Wreck-It Ralph is videogame nostalgia blended with candy obsession. With it’s bright colors and the occasional annoying pop-song, it’s a sugar rush to the senses and kids will dig it. Adults may overdose.
The movie begins with the Wreck-It Ralph game being played and the 8-bit rendering is down to the last detail, everything you could expect from an early eighties arcade game. Then the arcade reaches its closing time and all the characters come to life as we the audience, are transported inside their world where everything is three-dimensional but some of the jerky animation is still preserved.
As a kid, I found the videogames I played to be kind of magical and inspiring but the concept of them coming to life or having an internal real world never occurred to me while toys coming to life did, like in Toy Story. When I saw cartoons as living beings working the movie business in Who Framed Roger Rabbit, that seemed kind of natural too. However, I think the concept of video game characters coming to life in the arcade after closing time isn't a fantasy I can relate to. Whatever, I’ll go with it.
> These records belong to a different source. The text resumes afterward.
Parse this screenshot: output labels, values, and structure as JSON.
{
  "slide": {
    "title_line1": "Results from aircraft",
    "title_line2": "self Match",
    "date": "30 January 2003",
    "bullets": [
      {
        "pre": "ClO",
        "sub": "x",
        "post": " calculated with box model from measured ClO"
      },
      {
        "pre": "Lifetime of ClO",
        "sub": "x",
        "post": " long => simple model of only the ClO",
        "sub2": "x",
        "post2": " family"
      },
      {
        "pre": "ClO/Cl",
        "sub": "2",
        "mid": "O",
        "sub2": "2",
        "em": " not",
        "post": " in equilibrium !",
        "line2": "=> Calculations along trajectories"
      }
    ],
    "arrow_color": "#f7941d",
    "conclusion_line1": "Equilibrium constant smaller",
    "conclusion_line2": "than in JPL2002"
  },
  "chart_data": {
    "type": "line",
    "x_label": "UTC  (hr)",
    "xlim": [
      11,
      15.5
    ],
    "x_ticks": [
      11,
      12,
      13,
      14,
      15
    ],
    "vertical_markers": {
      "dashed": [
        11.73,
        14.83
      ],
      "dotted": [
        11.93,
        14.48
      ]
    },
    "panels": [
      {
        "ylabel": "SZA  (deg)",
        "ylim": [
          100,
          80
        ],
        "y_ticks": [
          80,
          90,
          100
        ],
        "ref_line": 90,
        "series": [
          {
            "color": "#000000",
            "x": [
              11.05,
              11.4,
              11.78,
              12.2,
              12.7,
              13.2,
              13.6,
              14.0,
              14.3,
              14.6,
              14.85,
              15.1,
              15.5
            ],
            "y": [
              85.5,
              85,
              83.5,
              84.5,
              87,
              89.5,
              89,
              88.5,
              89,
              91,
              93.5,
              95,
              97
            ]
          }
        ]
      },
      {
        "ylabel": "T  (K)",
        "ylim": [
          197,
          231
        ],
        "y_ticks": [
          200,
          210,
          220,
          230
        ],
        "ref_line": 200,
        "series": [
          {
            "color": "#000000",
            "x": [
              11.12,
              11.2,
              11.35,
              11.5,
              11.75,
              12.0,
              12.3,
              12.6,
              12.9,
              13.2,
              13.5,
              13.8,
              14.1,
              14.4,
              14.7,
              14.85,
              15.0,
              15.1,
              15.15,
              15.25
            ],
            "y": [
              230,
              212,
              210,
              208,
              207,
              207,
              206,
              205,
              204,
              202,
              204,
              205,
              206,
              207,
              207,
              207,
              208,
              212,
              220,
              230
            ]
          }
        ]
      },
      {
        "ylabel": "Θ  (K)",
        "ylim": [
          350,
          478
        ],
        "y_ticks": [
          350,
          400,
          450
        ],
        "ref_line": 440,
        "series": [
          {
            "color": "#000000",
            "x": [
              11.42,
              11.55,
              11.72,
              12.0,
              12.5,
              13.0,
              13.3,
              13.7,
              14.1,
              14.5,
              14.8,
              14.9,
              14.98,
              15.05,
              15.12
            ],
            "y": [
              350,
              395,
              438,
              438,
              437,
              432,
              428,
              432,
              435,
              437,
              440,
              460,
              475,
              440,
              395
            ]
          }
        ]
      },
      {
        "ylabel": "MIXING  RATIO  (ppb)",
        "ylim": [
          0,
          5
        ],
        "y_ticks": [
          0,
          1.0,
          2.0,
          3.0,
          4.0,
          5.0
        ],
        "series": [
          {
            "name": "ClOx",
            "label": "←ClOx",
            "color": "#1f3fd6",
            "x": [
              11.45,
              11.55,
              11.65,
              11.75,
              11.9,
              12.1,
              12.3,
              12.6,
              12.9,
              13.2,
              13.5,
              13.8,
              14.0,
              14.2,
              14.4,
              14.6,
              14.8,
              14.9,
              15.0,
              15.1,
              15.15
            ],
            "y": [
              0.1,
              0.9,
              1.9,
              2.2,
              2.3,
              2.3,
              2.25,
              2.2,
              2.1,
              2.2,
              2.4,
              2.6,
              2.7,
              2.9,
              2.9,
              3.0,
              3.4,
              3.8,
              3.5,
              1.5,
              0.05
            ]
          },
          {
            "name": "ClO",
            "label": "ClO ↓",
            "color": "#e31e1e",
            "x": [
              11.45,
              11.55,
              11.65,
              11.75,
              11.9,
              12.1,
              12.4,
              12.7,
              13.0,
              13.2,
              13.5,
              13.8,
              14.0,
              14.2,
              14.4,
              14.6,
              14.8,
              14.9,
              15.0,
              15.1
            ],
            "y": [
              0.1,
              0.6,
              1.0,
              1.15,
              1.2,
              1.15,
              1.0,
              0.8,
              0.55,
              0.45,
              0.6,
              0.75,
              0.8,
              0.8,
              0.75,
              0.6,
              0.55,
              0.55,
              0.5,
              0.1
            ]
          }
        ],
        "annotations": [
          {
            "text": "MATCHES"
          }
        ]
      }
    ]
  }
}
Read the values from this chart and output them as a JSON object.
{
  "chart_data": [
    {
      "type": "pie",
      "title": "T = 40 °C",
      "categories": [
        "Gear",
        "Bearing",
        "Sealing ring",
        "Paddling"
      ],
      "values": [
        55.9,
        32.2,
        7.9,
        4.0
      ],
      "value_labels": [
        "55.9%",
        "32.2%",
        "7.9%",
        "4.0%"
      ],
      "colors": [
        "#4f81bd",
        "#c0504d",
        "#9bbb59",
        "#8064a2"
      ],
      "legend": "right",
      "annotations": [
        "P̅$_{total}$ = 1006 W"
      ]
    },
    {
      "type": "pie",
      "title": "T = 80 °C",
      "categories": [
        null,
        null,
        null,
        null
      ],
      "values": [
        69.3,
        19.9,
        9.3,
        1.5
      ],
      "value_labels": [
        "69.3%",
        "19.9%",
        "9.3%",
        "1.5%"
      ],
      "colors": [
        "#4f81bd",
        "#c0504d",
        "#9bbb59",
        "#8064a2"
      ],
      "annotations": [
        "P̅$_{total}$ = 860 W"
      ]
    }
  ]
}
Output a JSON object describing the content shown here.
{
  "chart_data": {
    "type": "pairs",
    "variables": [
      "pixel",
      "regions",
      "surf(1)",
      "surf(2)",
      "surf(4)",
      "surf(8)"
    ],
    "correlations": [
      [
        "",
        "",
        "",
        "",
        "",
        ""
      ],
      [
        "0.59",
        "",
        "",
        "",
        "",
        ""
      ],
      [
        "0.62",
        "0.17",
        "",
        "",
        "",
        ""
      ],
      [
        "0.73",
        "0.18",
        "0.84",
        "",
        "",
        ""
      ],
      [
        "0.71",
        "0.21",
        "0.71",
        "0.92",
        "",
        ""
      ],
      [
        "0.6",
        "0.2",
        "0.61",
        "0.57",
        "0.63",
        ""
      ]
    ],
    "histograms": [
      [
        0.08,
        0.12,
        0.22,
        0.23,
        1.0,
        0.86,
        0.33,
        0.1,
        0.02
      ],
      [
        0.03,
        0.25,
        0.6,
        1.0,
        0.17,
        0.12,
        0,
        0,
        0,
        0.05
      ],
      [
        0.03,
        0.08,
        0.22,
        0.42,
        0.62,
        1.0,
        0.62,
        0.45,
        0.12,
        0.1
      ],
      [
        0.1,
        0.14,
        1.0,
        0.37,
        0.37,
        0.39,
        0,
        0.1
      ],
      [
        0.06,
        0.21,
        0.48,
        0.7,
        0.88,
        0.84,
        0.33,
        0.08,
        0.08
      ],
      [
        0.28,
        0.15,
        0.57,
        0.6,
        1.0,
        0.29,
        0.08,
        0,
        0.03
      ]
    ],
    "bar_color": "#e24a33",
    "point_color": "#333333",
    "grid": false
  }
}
The characters socialize by traveling through the arcade’s circuitry but when they venture outside their game they run the risk of dying without an extra life to help them. They also have the top priority of fulfilling their roles to keep the game working correctly during operating hours. Getting unplugged by the arcade owner is the worst fate. Cute. That’s what this movie is. Just imagine Shrek meets Tron and you’ve got it. That’s not the best news for animation enthusiasts. It depends on what you value in movies like this. Personally I’m annoyed by animated movies that try to thrive solely on their cuteness. I love Ratatouille and I hate Madagascar. Wreck-It Ralph is somewhere in the middle.
Like Donkey Kong, Ralph is the bad-guy of his thirty-year-old videogame and is having a midlife crisis (I wonder how bad videogame characters get when they turn forty). He chooses to jump into other videogames to see if he can find his place as a good guy instead. Ralph is perfectly voiced by John C. Reilly. Along the way he ends up in a candy-themed race-car game ruled over by King Candy voiced by Alan Tudyk channeling Ed Wynn’s Mad Hatter. There he meets a reject named Vanellope, voiced with gleeful obnoxiousness by Sarah Silverman, who wants to race but can’t because her character has a programing glitch. Ralph befriends her and learns the value of being a real good-guy while he helps someone no one else wants to.
It's a generally fun movie but it was all I expected it to be and nothing more.